I got to troubleshoot an amazing situation a few weeks ago. I think, we can all agree that assuming we are on a supported configuration of a production release of Oracle, it is essentially inconceivable that allowing a single query to run on your system can flip another query’s plans and cause major performance issues (and in this case even downtime!)
There have been plenty of posts about bind peeking. Alex Gorbachev wrote about it last year, and so did Jonathan Lewis. It’s a well known issue. However what hasn’t been written about is when it is expected to strike and cause you headaches.
A single query can change the plan of a number of other queries, but just sometimes.
One day you come to work (or get woken up) and you have a badly performing system. You look into it and it comes to one query. Nothing has changed, nothing has been modified.
I found the query no problems. I did an explain plan, comes up with an index range scan. Given the execution time however, it can’t be a range scan, it’s taking way too much time. Looking at v$sql_plan reveals the full table scan. At this point I was almost sure what the problem was.
How did I fix it? I did an “alter system flush shared_pool;” the query got reparsed, a new child cursor was created and all new executions of the query were using the expected and much faster index range scan.
Easy fix, but what happened? Nothing has been changed for months!
Sometimes it’s coincidence. The query just happens to run at the right time, or some job is delayed and queries run in a different order and the wrong plan is selected. Those are generally easy to catch as they happen early in the life of a system.
Sometimes it’s load. You decide to run an additional application, which causes more SQL statements to be aged out and re-parsed, creating a higher chance of parsing with “bad” values. Although the additional load will be blamed for the “slow” performance, the root cause will eventually be discovered. In a way, it will be expected that something will go bad when you increase the load.
And sometimes it’s a single ad hoc query with a new predicate that starts the slowly-ticking time bomb.
Here is how it happens . . .
When you first create a new table, it has no statistics. The default 10g analyse job picks it up in the night and analyses the table. The next day, all queries start using the CBO (Cost Based Optimizer), and column usage statistics start to gather.
What are column usage statistics? They are statistics collected in the system table
sys.col_usage$. According to various sources, information is flushed every 15-or-so minutes.

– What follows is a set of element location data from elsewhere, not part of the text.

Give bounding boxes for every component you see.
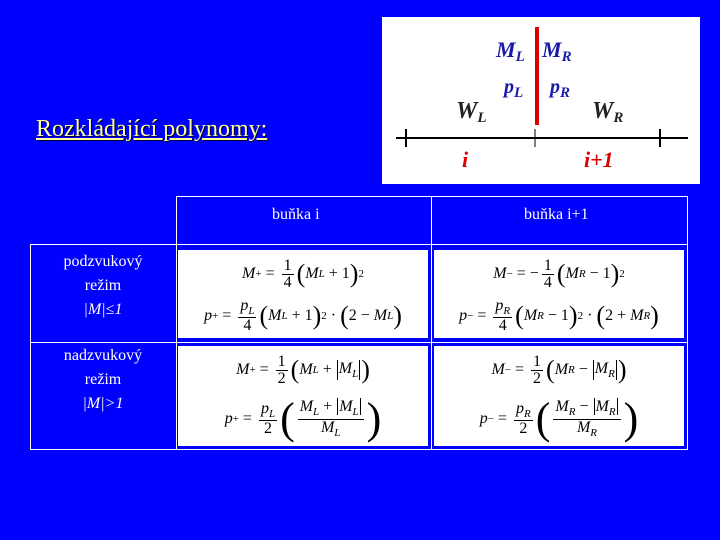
interface-diagram [382, 17, 700, 184]
grid-line-mid [30, 342, 688, 343]
row-subsonic-line2: režim [84, 277, 122, 294]
formula-supersonic-left [178, 346, 428, 446]
state-left-label: $W_L$ [456, 98, 487, 126]
formula-supersonic-right [434, 346, 684, 446]
formula-p-minus: p − = $\frac{p_R}{4}$ ( M R − 1 ) 2 · ( 2 + M R ) [459, 296, 659, 335]
diagram-lines [382, 17, 700, 184]
row-supersonic-label [30, 344, 176, 416]
formula-p-plus-super: p + = $\frac{p_L}{2}$ ( $\frac{M_L + M_L}{M_L}$ ) [224, 394, 382, 443]
grid-line-bottom [30, 449, 688, 450]
formula-subsonic-right [434, 250, 684, 338]
formula-m-minus-super: M − = $\frac{1}{2}$ ( M R − $M_R$ ) [491, 352, 627, 387]
row-supersonic-line2: režim [84, 371, 122, 388]
formula-m-plus: M + = $\frac{1}{4}$ ( M L + 1 ) 2 [242, 256, 364, 291]
polynomial-table [30, 196, 688, 450]
cell-i-label: i [462, 147, 469, 172]
header-cell-i: buňka i [272, 206, 320, 223]
row-subsonic-label [30, 250, 176, 322]
state-right-label: $W_R$ [592, 98, 624, 126]
grid-line-header [30, 244, 688, 245]
formula-m-plus-super: M + = $\frac{1}{2}$ ( M L + $M_L$ ) [236, 352, 370, 387]
formula-p-minus-super: p − = $\frac{p_R}{2}$ ( $\frac{M_R - M_R}{M_R}$ ) [479, 394, 639, 443]
pressure-right-label: $p_R$ [550, 76, 571, 101]
grid-line-top [176, 196, 688, 197]
formula-p-plus: p + = $\frac{p_L}{4}$ ( M L + 1 ) 2 · ( 2 − M L ) [204, 296, 402, 335]
row-supersonic-line1: nadzvukový [63, 347, 143, 364]
row-supersonic-line3: |M|>1 [82, 395, 124, 412]
formula-subsonic-left [178, 250, 428, 338]
mach-right-label: $M_R$ [542, 37, 572, 65]
slide-title: Rozkládající polynomy: [36, 116, 268, 142]
grid-line-col1 [176, 196, 177, 450]
header-cell-i1: buňka i+1 [524, 206, 589, 223]
grid-line-right [687, 196, 688, 450]
cell-i1-label: i+1 [584, 147, 614, 172]
mach-left-label: $M_L$ [496, 37, 525, 65]
pressure-left-label: $p_L$ [504, 76, 524, 101]
row-subsonic-line3: |M|≤1 [83, 301, 123, 318]
formula-m-minus: M − = − $\frac{1}{4}$ ( M R − 1 ) 2 [493, 256, 625, 291]
row-subsonic-line1: podzvukový [63, 253, 143, 270]
grid-line-col2 [431, 196, 432, 450]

col_usage$ has various columns with counts:
SQL> desc sys.col_usage$; Name Type Nullable Default Comments
----------------- ------ -------- ------- --------OBJ# NUMBER Y INTCOL# NUMBER Y EQUALITY_PREDS NUMBER Y EQUIJOIN_PREDS NUMBER Y NONEQUIJOIN_PREDS NUMBER Y RANGE_PREDS NUMBER Y LIKE_PREDS NUMBER Y NULL_PREDS NUMBER Y TIMESTAMP DATE Y
Each of these columns will have a count for the number of times this type of predicate has been used. I don’t fully understand when the timestamp is updated but it is related to when the row was added or updated (but not all updates according to my tests).
Once you have some column usage statistics and your table has been modified sufficiently to be a candidate for new statistics to be gathered, it will be analyzed during the night. Based on internal rules, histograms will be gathered for certain columns. During my testing, I’ve observed that only columns with cardinality greater than 1.5 will have histograms. They also need to have at least equality predicates, possibly other predicates (like
range or like) trigger histograms collections as well.
Then the next time your query is parsed, it will use the new statistics data and possibly select a better execution plan for your query. For its decision, the optimizer will use the bind values of only the first execution of this query.
Here’s the sequence of events.
New table -> nightly job analyses, no histograms -> new queries will populate
col_usage$ -> table changes sufficiently to be a candidate for analysis -> table is re-analyzed with histograms -> as queries are aged out from shared pool, they are re-parsed with histograms and bind variable peeking.
Where’s the devil here?
A single ad hoc query can drastically change the statistics of a table. This may trigger the gathering of histograms (whenever the next analyze runs), and this, in turn, might enable a time bomb that, based on which bind values were used at parsing time, determines the execution plan of the query.
It’s a long sequence of events, and you may argue it’s very unlikely that this will ever happen. Consider this, though — every ad hoc query will only add to the column usage statistics.
One of the major problems here may be that there might be weeks between each step. From the time someone runs an ad hoc query, to the time the table has changed sufficiently to be re-analyzed, to the time the right load/delay/randomness happens and a really inefficient query plan is selected.
What is the solution? Disable bind peeking.
It is a feature I’ve never liked. To me, bind peeking is a workaround to enable histogram usage with bind variables. In my experience, this feature has caused me more headaches than saved-the-day moments.
This issue is somewhat addressed in 11g with the addition of multiple execution plans based on different bind variables. I haven’t tested yet, so I can’t say how well that works.
For now, I just turn off bind peeking.